Pãozinho em queda, óleo de soja com recuo de preços, arroz barato, carnes acessíveis. É o que mostram os índices de inflação que acompanham os preços pagos pelos consumidores nos supermercados.
Essa queda no varejo é reflexo de uma ainda maior, no atacado, onde os preços dos produtos agrícolas já acumulam recuo médio de 9% em 12 meses. O recuo dos preços, mesmo com a quebra de safra de 20 milhões de toneladas neste ano, ocorre devido a fatores internos e externos.
Internamente, há pouca negociação de mercadorias e, mesmo assim, os produtores são obrigados a desovar produtos para pagar as contas, o que leva a uma queda ainda maior. Do lado externo, além da queda dos preços mundiais, o Brasil enfrenta uma corrida desenfreada de produtos do Mercosul, colocados no país sem nenhuma restrição devido à legislação do próprio bloco (Brasil, Argentina, Uruguai e Paraguai).
O arroz é um caso típico. Argentinos e uruguaios já semeiam o produto visando exclusivamente ao mercado brasileiro que, mesmo auto-suficiente na produção, não consegue competir com os custos dos vizinhos, favorecidos por políticas internas de crédito ou de tributação.
Essa perda de renda vai custar caro para a economia brasileira, segundo estudos da Confederação da Agricultura e Pecuária do Brasil (CNA). Esse aumento de poder de compra dos consumidores – devido à queda nos preços agrícolas – ocorre por causa da forte perda de renda dos agricultores.
– Essa queda nada mais é, neste momento, do que o desespero dos produtores – afirma o analista José Pitoli.
Com o vencimento dos financiamentos agrícolas em junho, os produtores foram obrigados a colocar um volume maior de produtos à venda para cobrir as dívidas.

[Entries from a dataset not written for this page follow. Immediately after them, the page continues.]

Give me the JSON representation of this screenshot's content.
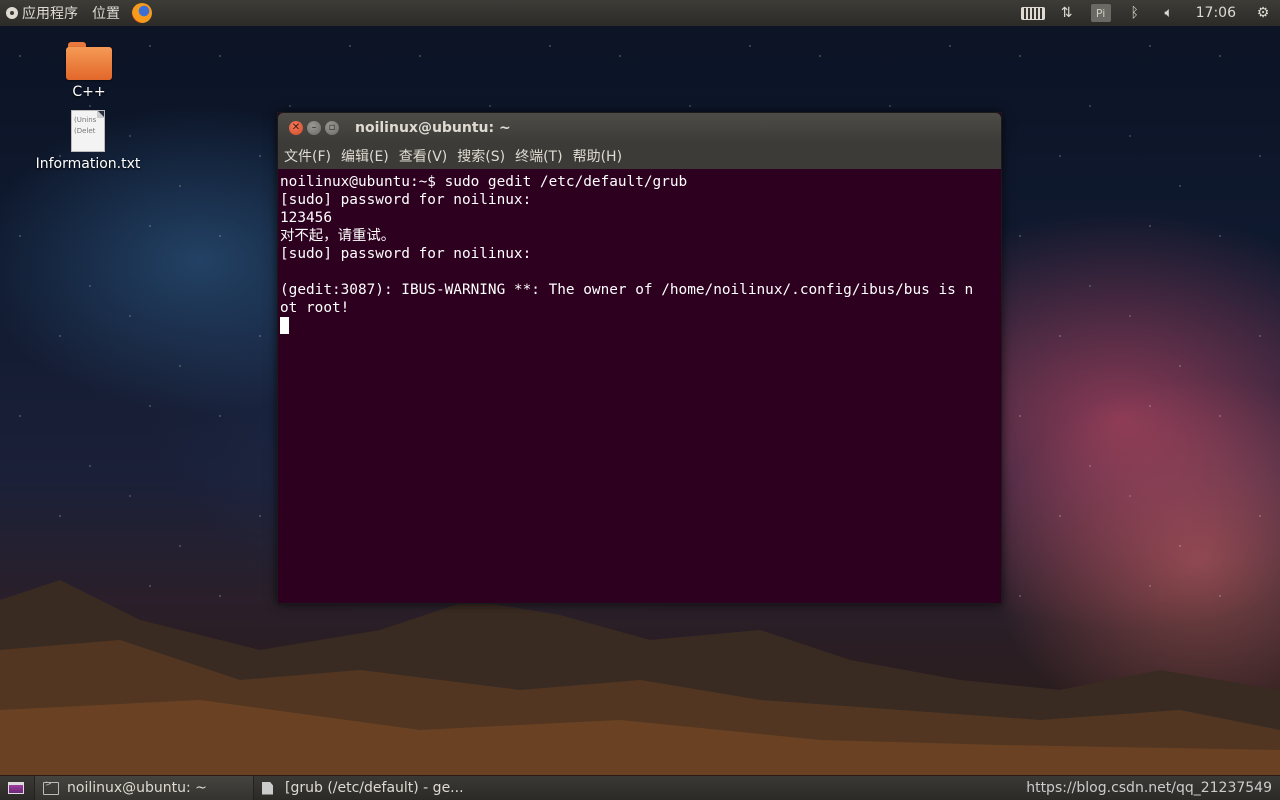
{
  "top_panel": {
    "applications_label": "应用程序",
    "places_label": "位置",
    "clock": "17:06",
    "keyboard_indicator": "Pi"
  },
  "desktop": {
    "icons": [
      {
        "label": "C++",
        "type": "folder"
      },
      {
        "label": "Information.txt",
        "type": "text-file",
        "preview_lines": [
          "(Unins",
          "(Delet"
        ]
      }
    ]
  },
  "window": {
    "title": "noilinux@ubuntu: ~",
    "menu": [
      "文件(F)",
      "编辑(E)",
      "查看(V)",
      "搜索(S)",
      "终端(T)",
      "帮助(H)"
    ],
    "terminal_lines": [
      "noilinux@ubuntu:~$ sudo gedit /etc/default/grub",
      "[sudo] password for noilinux:",
      "123456",
      "对不起，请重试。",
      "[sudo] password for noilinux:",
      "",
      "(gedit:3087): IBUS-WARNING **: The owner of /home/noilinux/.config/ibus/bus is n",
      "ot root!"
    ]
  },
  "taskbar": {
    "tasks": [
      {
        "label": "noilinux@ubuntu: ~"
      },
      {
        "label": "[grub (/etc/default) - ge..."
      }
    ],
    "watermark": "https://blog.csdn.net/qq_21237549"
  }
}
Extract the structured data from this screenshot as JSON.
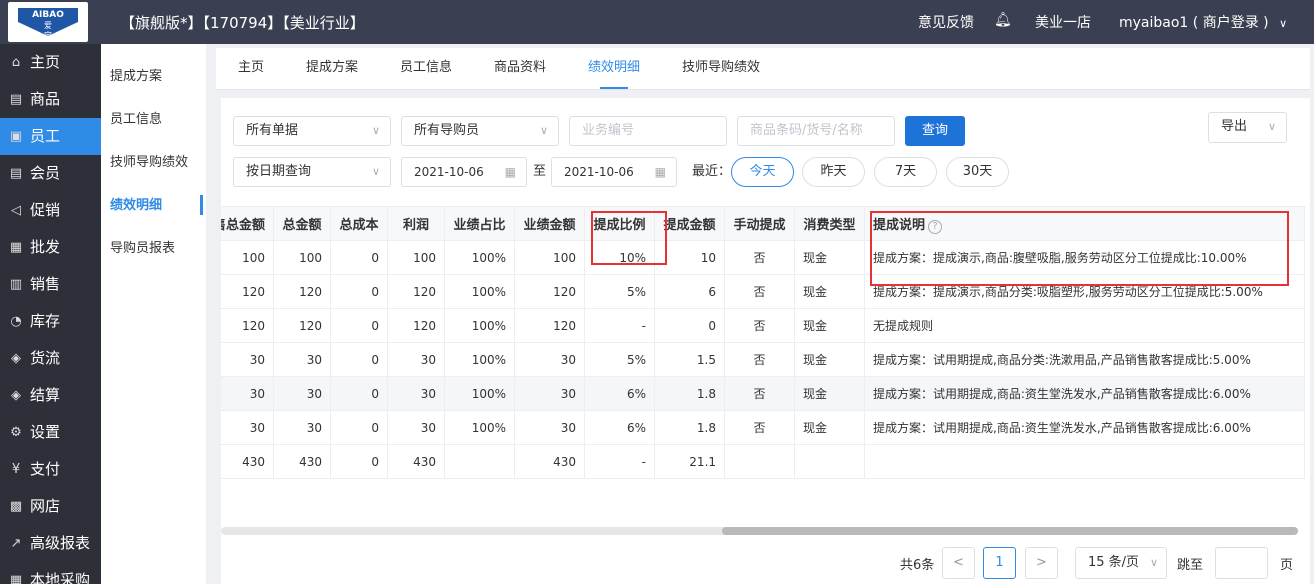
{
  "header": {
    "logo_top": "AIBAO",
    "logo_mid": "爱宝",
    "title": "【旗舰版*】【170794】【美业行业】",
    "feedback": "意见反馈",
    "bell_icon": "bell-icon",
    "store": "美业一店",
    "user": "myaibao1 ( 商户登录 )"
  },
  "sidebar": {
    "items": [
      {
        "label": "主页",
        "icon": "⌂"
      },
      {
        "label": "商品",
        "icon": "▤"
      },
      {
        "label": "员工",
        "icon": "▣"
      },
      {
        "label": "会员",
        "icon": "▤"
      },
      {
        "label": "促销",
        "icon": "◁"
      },
      {
        "label": "批发",
        "icon": "▦"
      },
      {
        "label": "销售",
        "icon": "▥"
      },
      {
        "label": "库存",
        "icon": "◔"
      },
      {
        "label": "货流",
        "icon": "◈"
      },
      {
        "label": "结算",
        "icon": "◈"
      },
      {
        "label": "设置",
        "icon": "⚙"
      },
      {
        "label": "支付",
        "icon": "¥"
      },
      {
        "label": "网店",
        "icon": "▩"
      },
      {
        "label": "高级报表",
        "icon": "↗"
      },
      {
        "label": "本地采购",
        "icon": "▦"
      }
    ]
  },
  "subnav": {
    "items": [
      "提成方案",
      "员工信息",
      "技师导购绩效",
      "绩效明细",
      "导购员报表"
    ]
  },
  "tabs": [
    "主页",
    "提成方案",
    "员工信息",
    "商品资料",
    "绩效明细",
    "技师导购绩效"
  ],
  "filters": {
    "order_type": "所有单据",
    "guide": "所有导购员",
    "biz_no_placeholder": "业务编号",
    "goods_placeholder": "商品条码/货号/名称",
    "query": "查询",
    "export": "导出",
    "date_mode": "按日期查询",
    "date_from": "2021-10-06",
    "to": "至",
    "date_to": "2021-10-06",
    "recent": "最近：",
    "quick": [
      "今天",
      "昨天",
      "7天",
      "30天"
    ]
  },
  "table": {
    "headers": [
      "零售总金额",
      "总金额",
      "总成本",
      "利润",
      "业绩占比",
      "业绩金额",
      "提成比例",
      "提成金额",
      "手动提成",
      "消费类型",
      "提成说明"
    ],
    "rows": [
      [
        "100",
        "100",
        "0",
        "100",
        "100%",
        "100",
        "10%",
        "10",
        "否",
        "现金",
        "提成方案：提成演示,商品:腹壁吸脂,服务劳动区分工位提成比:10.00%"
      ],
      [
        "120",
        "120",
        "0",
        "120",
        "100%",
        "120",
        "5%",
        "6",
        "否",
        "现金",
        "提成方案：提成演示,商品分类:吸脂塑形,服务劳动区分工位提成比:5.00%"
      ],
      [
        "120",
        "120",
        "0",
        "120",
        "100%",
        "120",
        "-",
        "0",
        "否",
        "现金",
        "无提成规则"
      ],
      [
        "30",
        "30",
        "0",
        "30",
        "100%",
        "30",
        "5%",
        "1.5",
        "否",
        "现金",
        "提成方案：试用期提成,商品分类:洗漱用品,产品销售散客提成比:5.00%"
      ],
      [
        "30",
        "30",
        "0",
        "30",
        "100%",
        "30",
        "6%",
        "1.8",
        "否",
        "现金",
        "提成方案：试用期提成,商品:资生堂洗发水,产品销售散客提成比:6.00%"
      ],
      [
        "30",
        "30",
        "0",
        "30",
        "100%",
        "30",
        "6%",
        "1.8",
        "否",
        "现金",
        "提成方案：试用期提成,商品:资生堂洗发水,产品销售散客提成比:6.00%"
      ],
      [
        "430",
        "430",
        "0",
        "430",
        "",
        "430",
        "-",
        "21.1",
        "",
        "",
        ""
      ]
    ]
  },
  "pagination": {
    "total": "共6条",
    "prev": "<",
    "page": "1",
    "next": ">",
    "size": "15 条/页",
    "goto": "跳至",
    "page_unit": "页"
  },
  "colors": {
    "accent": "#2f8be6",
    "highlight": "#e53333",
    "topbar": "#3a3f51",
    "sidebar": "#2d3038"
  }
}
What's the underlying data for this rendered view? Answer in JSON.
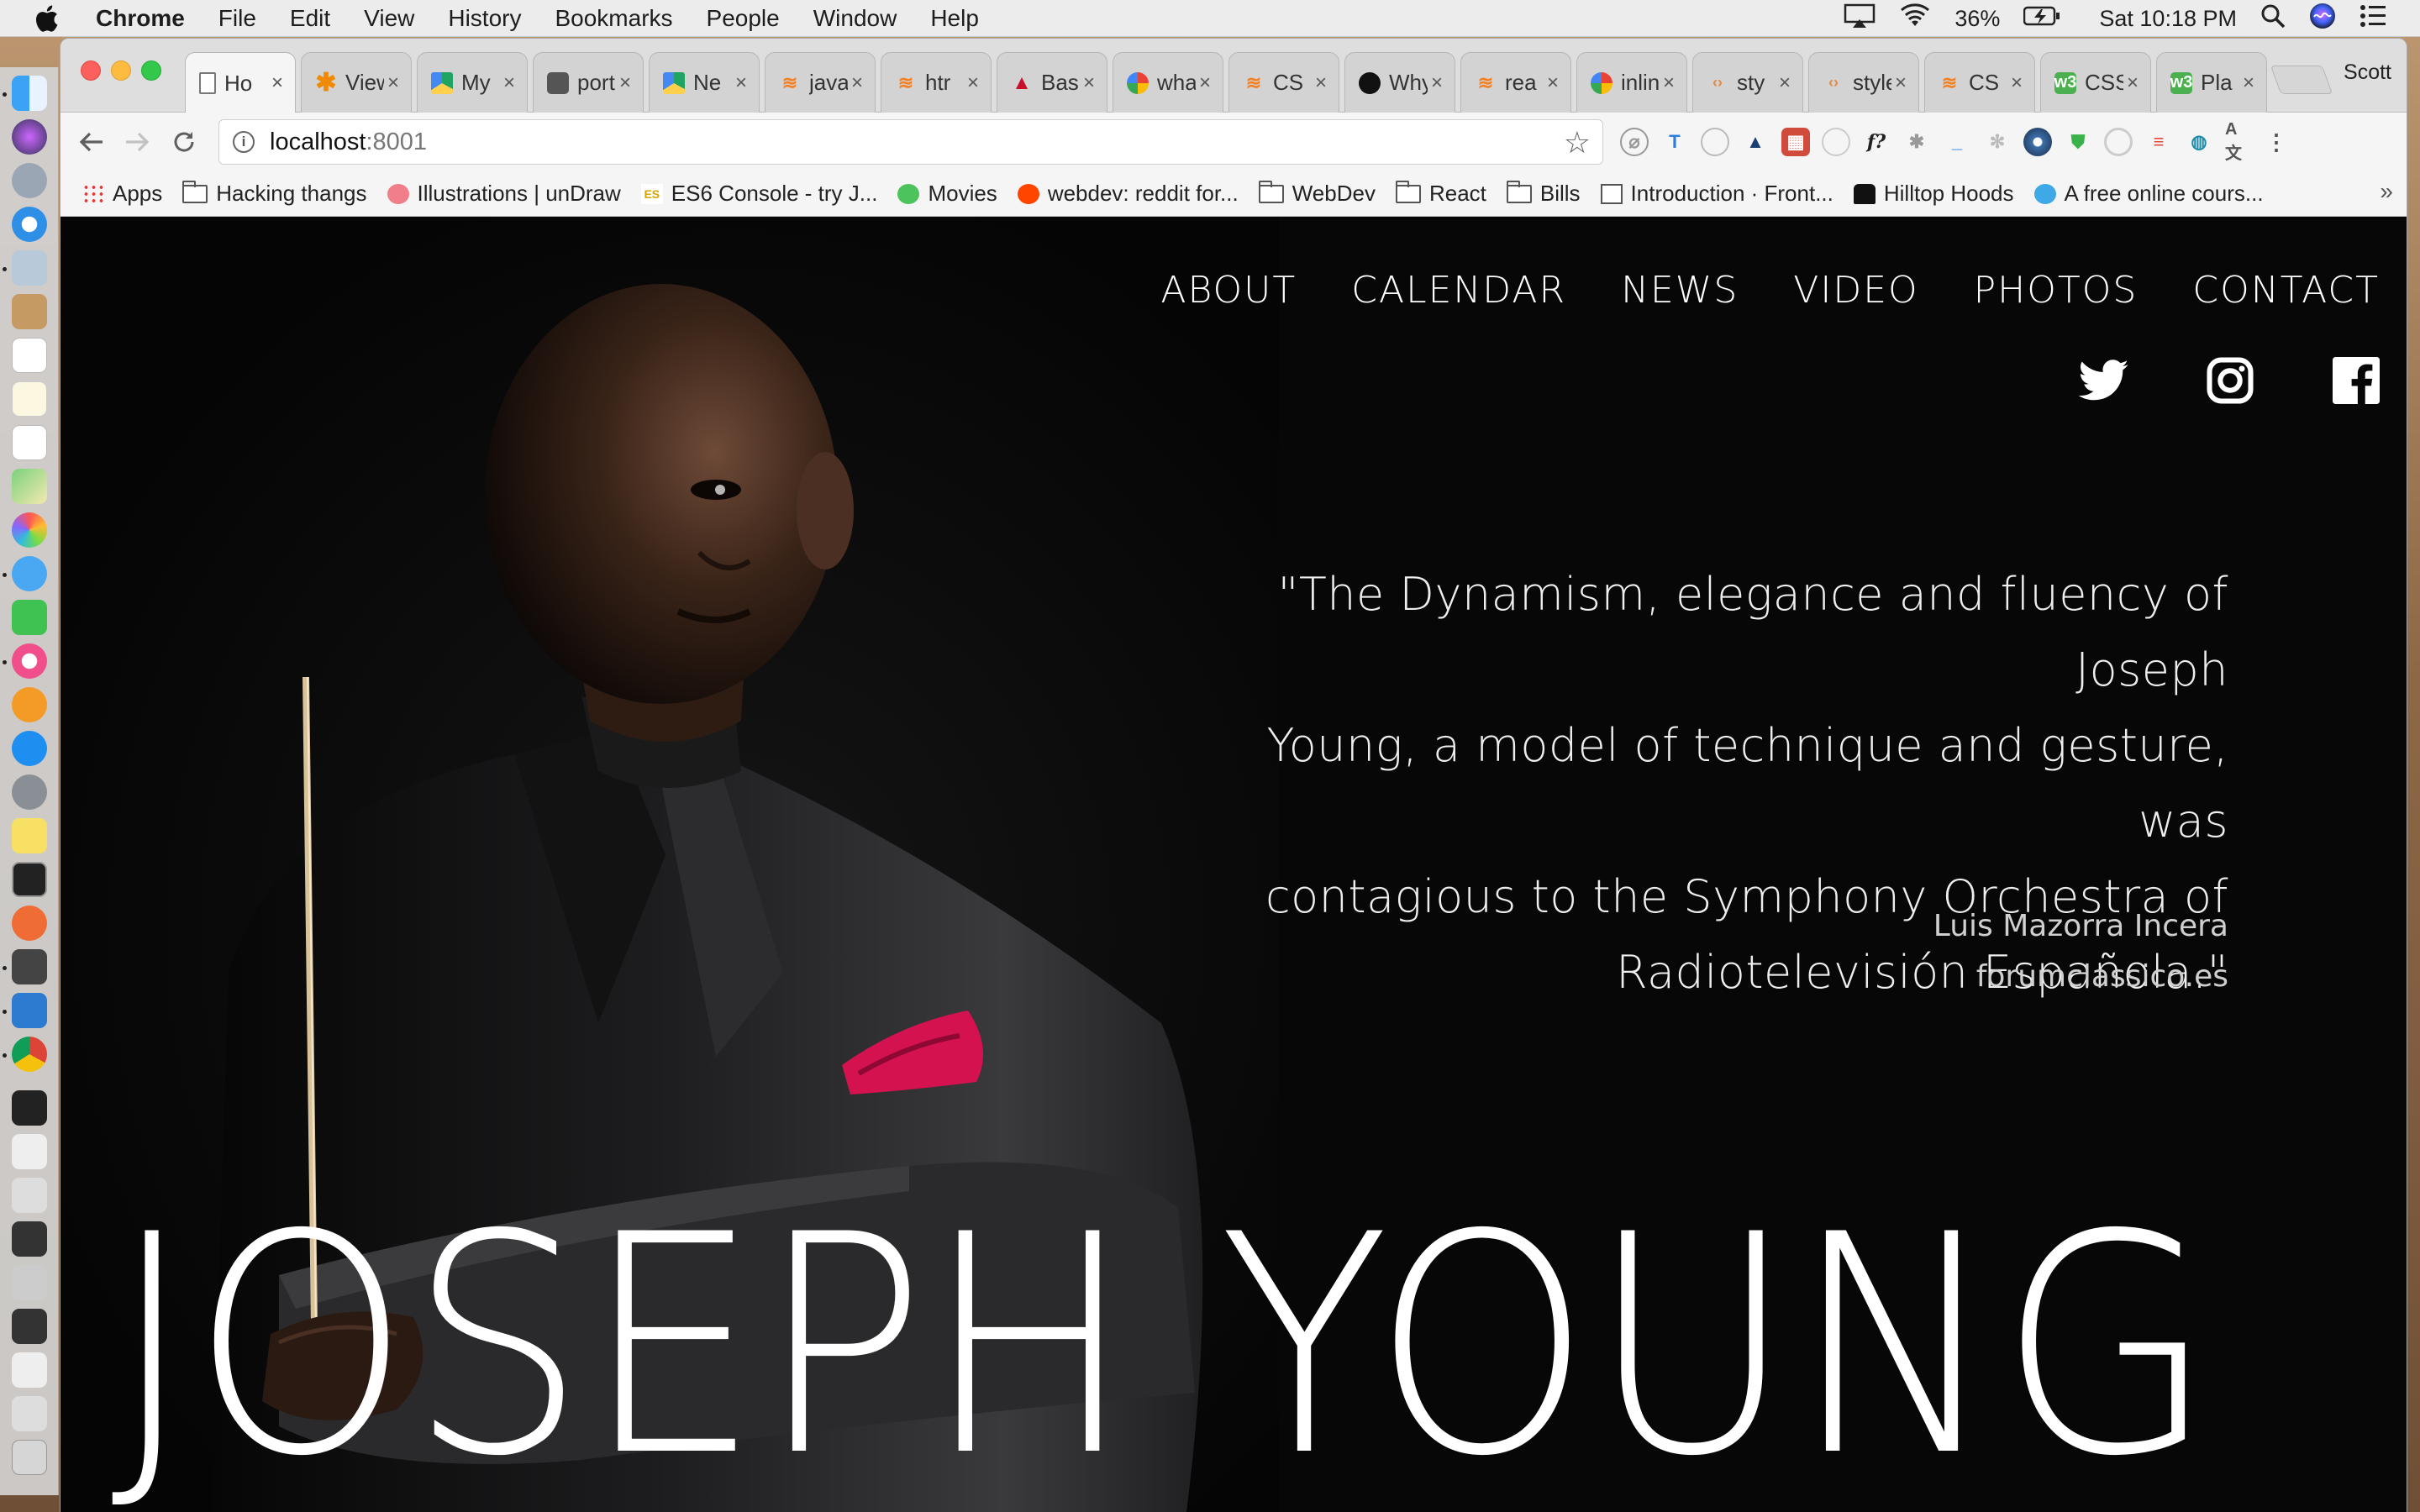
{
  "menubar": {
    "app_name": "Chrome",
    "items": [
      "File",
      "Edit",
      "View",
      "History",
      "Bookmarks",
      "People",
      "Window",
      "Help"
    ],
    "battery": "36%",
    "clock": "Sat 10:18 PM"
  },
  "browser": {
    "profile": "Scott",
    "tabs": [
      {
        "title": "Ho",
        "icon": "page-icon"
      },
      {
        "title": "View",
        "icon": "asterisk-icon"
      },
      {
        "title": "My",
        "icon": "drive-icon"
      },
      {
        "title": "portr",
        "icon": "cube-icon"
      },
      {
        "title": "Ne",
        "icon": "drive-icon"
      },
      {
        "title": "javas",
        "icon": "stackoverflow-icon"
      },
      {
        "title": "htr",
        "icon": "stackoverflow-icon"
      },
      {
        "title": "Basic",
        "icon": "triangle-icon"
      },
      {
        "title": "what",
        "icon": "google-icon"
      },
      {
        "title": "CS",
        "icon": "stackoverflow-icon"
      },
      {
        "title": "Why",
        "icon": "github-icon"
      },
      {
        "title": "rea",
        "icon": "stackoverflow-icon"
      },
      {
        "title": "inline",
        "icon": "google-icon"
      },
      {
        "title": "sty",
        "icon": "code-icon"
      },
      {
        "title": "style",
        "icon": "code-icon"
      },
      {
        "title": "CS",
        "icon": "stackoverflow-icon"
      },
      {
        "title": "CSS",
        "icon": "w3-icon"
      },
      {
        "title": "Pla",
        "icon": "w3-icon"
      }
    ],
    "address": {
      "host": "localhost",
      "port": ":8001"
    },
    "bookmarks": [
      {
        "label": "Apps",
        "icon": "apps-grid-icon"
      },
      {
        "label": "Hacking thangs",
        "icon": "folder-icon"
      },
      {
        "label": "Illustrations | unDraw",
        "icon": "undraw-icon"
      },
      {
        "label": "ES6 Console - try J...",
        "icon": "es6-icon"
      },
      {
        "label": "Movies",
        "icon": "play-icon"
      },
      {
        "label": "webdev: reddit for...",
        "icon": "reddit-icon"
      },
      {
        "label": "WebDev",
        "icon": "folder-icon"
      },
      {
        "label": "React",
        "icon": "folder-icon"
      },
      {
        "label": "Bills",
        "icon": "folder-icon"
      },
      {
        "label": "Introduction · Front...",
        "icon": "book-icon"
      },
      {
        "label": "Hilltop Hoods",
        "icon": "hat-icon"
      },
      {
        "label": "A free online cours...",
        "icon": "blue-blob-icon"
      }
    ]
  },
  "site": {
    "nav": [
      "ABOUT",
      "CALENDAR",
      "NEWS",
      "VIDEO",
      "PHOTOS",
      "CONTACT"
    ],
    "social": [
      "twitter-icon",
      "instagram-icon",
      "facebook-icon"
    ],
    "quote_lines": [
      "\"The Dynamism, elegance and fluency of Joseph",
      "Young, a model of technique and gesture, was",
      "contagious to the Symphony Orchestra of",
      "Radiotelevisión Española.\""
    ],
    "quote_author": "Luis Mazorra Incera",
    "quote_source": "forumclassico.es",
    "hero_name": "JOSEPH YOUNG"
  }
}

Em agosto, a definição das normas de prorrogação dos débitos para os produtores que tiveram quebra na safra forçou novas vendas para adequação às regras. E as pressões de vendas continuaram. Os preparativos para a nova safra, que já começou a ser semeada em algumas regiões, exigiram mais vendas, já que o crédito do governo é escasso.
Essa boa oferta de produto, contrariando uma tendência do mercado neste período do ano, refletiu seriamente nos preços. Salomão Quadros, coordenador de Análises Econômicas da Fundação Getúlio Vargas, diz que os produtos agrícolas estão provocando uma segunda rodada na deflação. A primeira, a partir de maio, ocorreu devido a problemas macroeconômicos, principalmente com a queda do dólar.
Nos últimos três meses, no entanto, a deflação passou a ser comandada pelos agrícolas. Dois exemplos são elucidativos. De maio a setembro, o feijão teve queda acumulada de 14,2% no atacado. Só nos últimos dois meses, o recuo já é de 27,3%. Outro produto que faz parte do dia-a-dia do brasileiro, o arroz, já caiu 30,9% neste ano nas negociações no atacado. Só no último trimestre o recuo foi de 10,2%.
Até mesmo o boi, que já deveria estar reagindo devido à entressafra, ainda registrava queda em setembro, segundo Quadros. No ano, a queda é de 16,6%. De julho a setembro, de 4,77%. Para Quadros, a agricultura vai continuar decidindo o jogo (da deflação) neste mês, apesar dos aumentos do óleo diesel, item de peso na composição dos preços no atacado.
Preços deprimidos – Getúlio Pernambuco, do Departamento Econômico da CNA, diz que a sociedade pagará caro por essa crise de preços deprimidos. A queda ocorre tanto pela redução nos mercados externos como pela valorização do real.
A previsão é que os produtores tenham perda de renda de 9,9% neste ano. Nos cálculos da CNA, com essa perda de 9,9% na renda, os produtores vão deixar de embolsar R$ 16 bilhões, valor que terá sérios reflexos na economia do país. Para cada real gerado dentro das fazendas, outros R$ 2,56 são movimentados em serviços, compra de insumos etc. Ou seja, a economia vai encolher R$ 16 bilhões no campo e R$ 41 bilhões “fora da porteira”.
– R$ 57 bilhões é muito dinheiro – diz Pernambuco.